Piccolo resoconto dalla Bit di Milano sulla nostra città

La Borsa Internazionale del Turismo si è svolta negli spazi espositivi di Fieramilano dal 16 al 19 febbraio con la presenza di ben 2.287 espositori in rappresentanza di 130 paesi del mondo.  Per quanto riguarda il Belpaese, a rappresentare il Mezzogiorno è soltanto il 12% degli stand, tra cui spicca quello di Cefalù.

E’ dagli anni ’70 che Cefalù non ha il suo stand qui alla Borsa Internazionale del turismo – dice accogliendoci Salvatore Marsala, promotore del ritorno della cittadina normanna alla Bit – fisso ancora un’istante le magnifiche foto di Nunzio Turdo che ritraggono, in ben ventiquattro scatti, alcuni degli scorci più belli del borgo marinaro, la cattedrale ecc, e pongo la prima questione: cosa vuol dire per lei portare la nostra città a quest’importante fiera turistica?  Mi risponde che per lui innanzitutto è motivo d’orgoglio far riscoprire Cefalù a chi c’è già stato, farla conoscere ai pochi che non la conoscono e soprattutto spiegare con pienezza cos’è la nostra cittadina: un unicum d’arte, tradizioni ed innovazioni, un raro connubbio fra terra e mare, neve e spiagge.

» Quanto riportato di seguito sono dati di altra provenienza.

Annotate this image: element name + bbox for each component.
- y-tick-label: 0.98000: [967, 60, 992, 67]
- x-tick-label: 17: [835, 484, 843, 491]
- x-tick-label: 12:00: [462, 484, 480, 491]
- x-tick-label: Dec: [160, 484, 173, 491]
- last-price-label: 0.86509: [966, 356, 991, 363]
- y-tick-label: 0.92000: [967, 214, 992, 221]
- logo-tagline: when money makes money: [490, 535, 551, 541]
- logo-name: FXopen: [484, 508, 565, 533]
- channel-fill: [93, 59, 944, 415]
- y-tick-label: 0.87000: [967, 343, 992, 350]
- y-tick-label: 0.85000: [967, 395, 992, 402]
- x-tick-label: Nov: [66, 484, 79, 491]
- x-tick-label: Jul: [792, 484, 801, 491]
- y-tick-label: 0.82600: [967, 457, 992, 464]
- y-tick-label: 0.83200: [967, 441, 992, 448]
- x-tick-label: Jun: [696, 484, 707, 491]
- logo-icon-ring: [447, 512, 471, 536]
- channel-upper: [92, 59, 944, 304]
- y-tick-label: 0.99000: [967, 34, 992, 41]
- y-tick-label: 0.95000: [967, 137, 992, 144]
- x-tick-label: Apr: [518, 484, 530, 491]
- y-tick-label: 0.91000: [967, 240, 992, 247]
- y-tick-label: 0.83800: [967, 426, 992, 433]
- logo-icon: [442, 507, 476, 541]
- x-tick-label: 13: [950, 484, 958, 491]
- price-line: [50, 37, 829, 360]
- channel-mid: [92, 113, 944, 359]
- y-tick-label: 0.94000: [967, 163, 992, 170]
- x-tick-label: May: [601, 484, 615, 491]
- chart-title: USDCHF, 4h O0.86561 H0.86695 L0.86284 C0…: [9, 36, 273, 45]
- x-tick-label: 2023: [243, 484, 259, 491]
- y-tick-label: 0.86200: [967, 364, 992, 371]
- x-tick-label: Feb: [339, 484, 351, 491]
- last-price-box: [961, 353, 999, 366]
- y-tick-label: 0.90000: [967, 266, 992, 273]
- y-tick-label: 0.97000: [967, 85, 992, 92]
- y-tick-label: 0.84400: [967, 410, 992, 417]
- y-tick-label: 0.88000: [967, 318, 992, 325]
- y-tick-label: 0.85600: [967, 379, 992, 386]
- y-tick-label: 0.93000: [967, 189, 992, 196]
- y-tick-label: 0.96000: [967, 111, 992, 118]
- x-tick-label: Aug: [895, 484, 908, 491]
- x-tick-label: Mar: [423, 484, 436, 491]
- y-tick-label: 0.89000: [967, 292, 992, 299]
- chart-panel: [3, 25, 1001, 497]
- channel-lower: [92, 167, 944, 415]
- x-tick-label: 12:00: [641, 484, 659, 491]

Così come lo è la sua cucina, che abbina piatti della tradizione marinara coi prodotti della terra. Effettivamente a Cefalù non manca proprio nulla per essere una località turistica 365 giorni l’anno e Salvatore Marsala ci tiene a precisarlo, ricordando che i nostri panorami e la nostra natura spaziano dalle spiagge del lungomare e le coste a strapiombo del pittoresco borgo di  Sant’Ambrogio ai querceti e ai boschi di frassini di Gibilmanna, ma più in generale ai paesaggi montani delle Madonie. Luoghi che appunto mescolano bellezze naturali e magnificenze artistiche, come la celeberrima cattedrale che al suo interno ospita il sublime Cristo Pantocratore, e il Santuario di Gibilmanna dedicato alla Santissima Vergine col suo fascino un pò romito.  Le strutture ricettive sono un’altra eccellenza: spaziando dalle due alle cinque stelle lusso, sono in grado di offrire proposte di soggiorno per tutte le esigenze. Ma è sulla cultura che vuole porre l’accento ricordando dipinti come “Ritratto d’ignoto Marinaio” – che se mi concedete è un pò diventata l’icona di cefalù assieme alla cattedrale – e  la vanitas  ritratta da  Angelo Caroselli, discepolo di Caravaggio scoperta da poco dall’illustre critico d’arte On. Sgarbi.
Che dire, Cefalù vista da Milano fa proprio un figurone, quasi meglio che vista da vicino. Essì, perchè se la guardi più attentamente poi scopri che il comune non ha messo un’euro per questa iniziativa e che  è stata portata avanti solo grazie al contributo di volenterosi imprenditori – medi e piccoli – che credono ancora nella risorsa “Cefalù”, ovviamente mi riferisco alla città nella sua interezza, a tutto quello che ha da offrire grazie al suo inestimabile patrimonio.
Si congedano i gestori dello stand “cefalùcity” dicendomi che la prossima tappa sarà Londra, beh che dire: Ad Maiora!